City, Arts and Public Spaces: Dominic Willsdon

The Arts Research Center at UC Berkeley is participating in the ongoing campus initiative Global Urban Humanities: Engaging the Humanities and Environmental Design, which aims to bring the humanities into closer connection with disciplines that study the built environment to help address the complex problems facing today’s urban areas. To jump-start conversation for an upcoming working session, participants have been asked to “reflect upon a keyword that provokes, confuses, inspires, and/or annoys you in current thinking about urban and/or urban arts engagement.” This posting is by Dominic Willsdon, Curator of Education and Public Programs at SFMOMA.
Keyword: Biennial
Recently, I have become involved in devising contemporary art biennials, at a time when the debate about these events has slowed.  Like so many of the dozens of biennials around the world, the two I am now working on – the Mercosul Biennial in Porto Alegre and the Liverpool Biennial – date from the 1990s.  Istanbul (1987) and Havana (1984) are among the older contemporary biennials (excluding Venice and São Paulo, which belong to a different time).  Before it is anything else, a biennial is an ongoing series of temporary exhibitions supported by a city.  (‘Support’ might turn out to be the keyword inside my keyword, unless it is ‘ongoing’.)  Much of the biennial debate has been about how a city informs, limits, accommodates etc. such a series of exhibitions, and how the exhibitions supplement and illuminate the city as a location of culture.  The debate has slowed, but it could be taking a new turn.

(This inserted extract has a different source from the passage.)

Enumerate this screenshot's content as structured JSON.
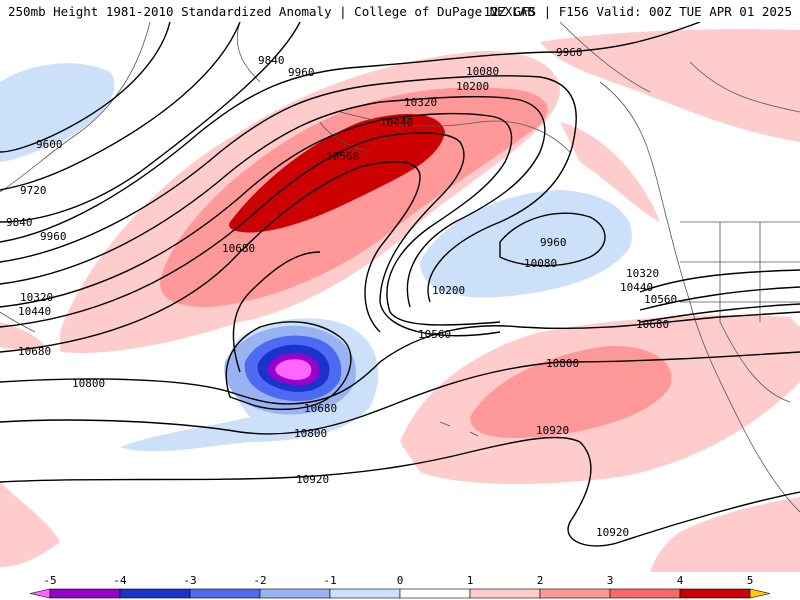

From time to time, over this same period, art museums have deployed the city as a category of visual culture.  In my everyday, ongoing museum life, the first exhibition I ever worked with was Century City: Art and Culture in the Modern Metropolis (Tate Modern, 2001); and the most recent was Six Lines of Flight: Shifting Geographies in Contemporary Art (SFMOMA, 2012-13).  Both shows addressed cities, as places of art making and cultural exchange, in the absence of biennials.  (As it happens, I am now working on a museum exhibition that is partly about a city that lost a biennial.  The Johannesburg Biennial – which was discontinued after its 2nd edition in 1997 – haunts contemporary art in that city.)  But while the city can be a theme for a museum, for a biennial it is the organizing idea.  A museum is not a biennial (museum biennials, like the Whitney, are a wholly different species).  A biennial is not a museum.  The work of the biennial might even begin where that of the museum ends.  Biennials often find their value in the absence of museums, or other abiding cultural institutions – from the absence of cultural infrastructure.     

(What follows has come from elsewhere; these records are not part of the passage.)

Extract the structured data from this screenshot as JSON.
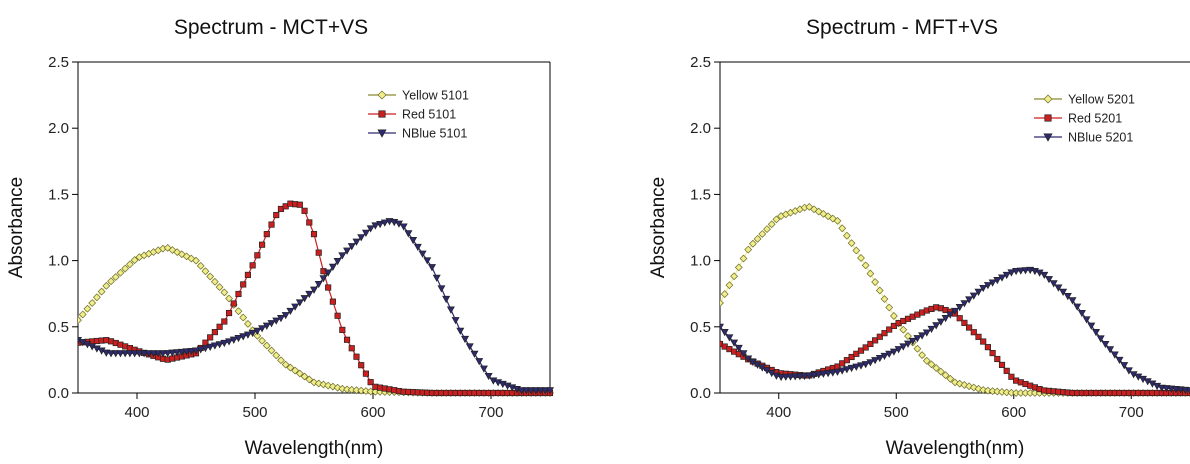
{
  "chart_data": [
    {
      "type": "line",
      "title": "Spectrum - MCT+VS",
      "xlabel": "Wavelength(nm)",
      "ylabel": "Absorbance",
      "xlim": [
        350,
        750
      ],
      "ylim": [
        0,
        2.5
      ],
      "xticks": [
        "400",
        "500",
        "600",
        "700"
      ],
      "yticks": [
        "0.0",
        "0.5",
        "1.0",
        "1.5",
        "2.0",
        "2.5"
      ],
      "grid": false,
      "legend_position": "top-right",
      "series": [
        {
          "name": "Yellow 5101",
          "color": "#f0ee8a",
          "marker": "diamond",
          "x": [
            350,
            375,
            400,
            425,
            450,
            475,
            500,
            525,
            550,
            575,
            600,
            650,
            700,
            750
          ],
          "y": [
            0.55,
            0.82,
            1.02,
            1.1,
            1.0,
            0.75,
            0.45,
            0.22,
            0.08,
            0.03,
            0.01,
            0.0,
            0.0,
            0.0
          ]
        },
        {
          "name": "Red 5101",
          "color": "#cc1f1f",
          "marker": "square",
          "x": [
            350,
            375,
            400,
            425,
            450,
            475,
            500,
            510,
            520,
            530,
            540,
            550,
            560,
            575,
            600,
            625,
            650,
            700,
            750
          ],
          "y": [
            0.38,
            0.4,
            0.32,
            0.25,
            0.3,
            0.55,
            1.0,
            1.2,
            1.38,
            1.43,
            1.42,
            1.2,
            0.85,
            0.45,
            0.05,
            0.01,
            0.0,
            0.0,
            0.0
          ]
        },
        {
          "name": "NBlue 5101",
          "color": "#2e2a6e",
          "marker": "triangle-down",
          "x": [
            350,
            375,
            400,
            425,
            450,
            475,
            500,
            525,
            550,
            575,
            600,
            615,
            625,
            650,
            675,
            700,
            725,
            750
          ],
          "y": [
            0.4,
            0.3,
            0.3,
            0.3,
            0.32,
            0.38,
            0.46,
            0.58,
            0.78,
            1.05,
            1.26,
            1.3,
            1.27,
            0.95,
            0.45,
            0.1,
            0.02,
            0.02
          ]
        }
      ]
    },
    {
      "type": "line",
      "title": "Spectrum - MFT+VS",
      "xlabel": "Wavelength(nm)",
      "ylabel": "Absorbance",
      "xlim": [
        350,
        750
      ],
      "ylim": [
        0,
        2.5
      ],
      "xticks": [
        "400",
        "500",
        "600",
        "700"
      ],
      "yticks": [
        "0.0",
        "0.5",
        "1.0",
        "1.5",
        "2.0",
        "2.5"
      ],
      "grid": false,
      "legend_position": "top-right",
      "series": [
        {
          "name": "Yellow 5201",
          "color": "#f0ee8a",
          "marker": "diamond",
          "x": [
            350,
            375,
            400,
            425,
            450,
            475,
            500,
            525,
            550,
            575,
            600,
            650,
            700,
            750
          ],
          "y": [
            0.68,
            1.1,
            1.33,
            1.41,
            1.3,
            0.95,
            0.55,
            0.25,
            0.08,
            0.02,
            0.0,
            0.0,
            0.0,
            0.0
          ]
        },
        {
          "name": "Red 5201",
          "color": "#cc1f1f",
          "marker": "square",
          "x": [
            350,
            375,
            400,
            425,
            450,
            475,
            500,
            525,
            535,
            550,
            575,
            600,
            625,
            650,
            700,
            750
          ],
          "y": [
            0.37,
            0.25,
            0.15,
            0.13,
            0.2,
            0.35,
            0.52,
            0.62,
            0.65,
            0.6,
            0.38,
            0.1,
            0.02,
            0.0,
            0.0,
            0.0
          ]
        },
        {
          "name": "NBlue 5201",
          "color": "#2e2a6e",
          "marker": "triangle-down",
          "x": [
            350,
            375,
            400,
            425,
            450,
            475,
            500,
            525,
            550,
            575,
            600,
            615,
            625,
            650,
            675,
            700,
            725,
            750
          ],
          "y": [
            0.5,
            0.25,
            0.12,
            0.13,
            0.16,
            0.22,
            0.32,
            0.45,
            0.62,
            0.8,
            0.92,
            0.93,
            0.9,
            0.7,
            0.4,
            0.15,
            0.04,
            0.02
          ]
        }
      ]
    }
  ]
}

Current debate on the biennial centers on the question of how it dwells in a city, on its identity and value, for a city, beyond the recurring exhibitions.   The Mercosul Biennial is evolving, perhaps in name too, into the Porto Alegre Biennial.  More than most biennials, throughout its history, it has addressed a primarily local public.  Its distinctiveness lies in the breadth and depth of its commitment to education in Rio Grande do Sul.  If Mercosul inherits a certain multi-year continuity (of expectations, of services, of employment…), some other biennials are now projecting ahead a multi-year continuity.  SITE Santa Fe recently announced a six-year program under the title SITElines.  The Liverpool Biennial is planning to become a year-round, every year platform in the city.  Biennials are adopting something of the temporality of museums.   A realignment of museum and biennial functions is emerging.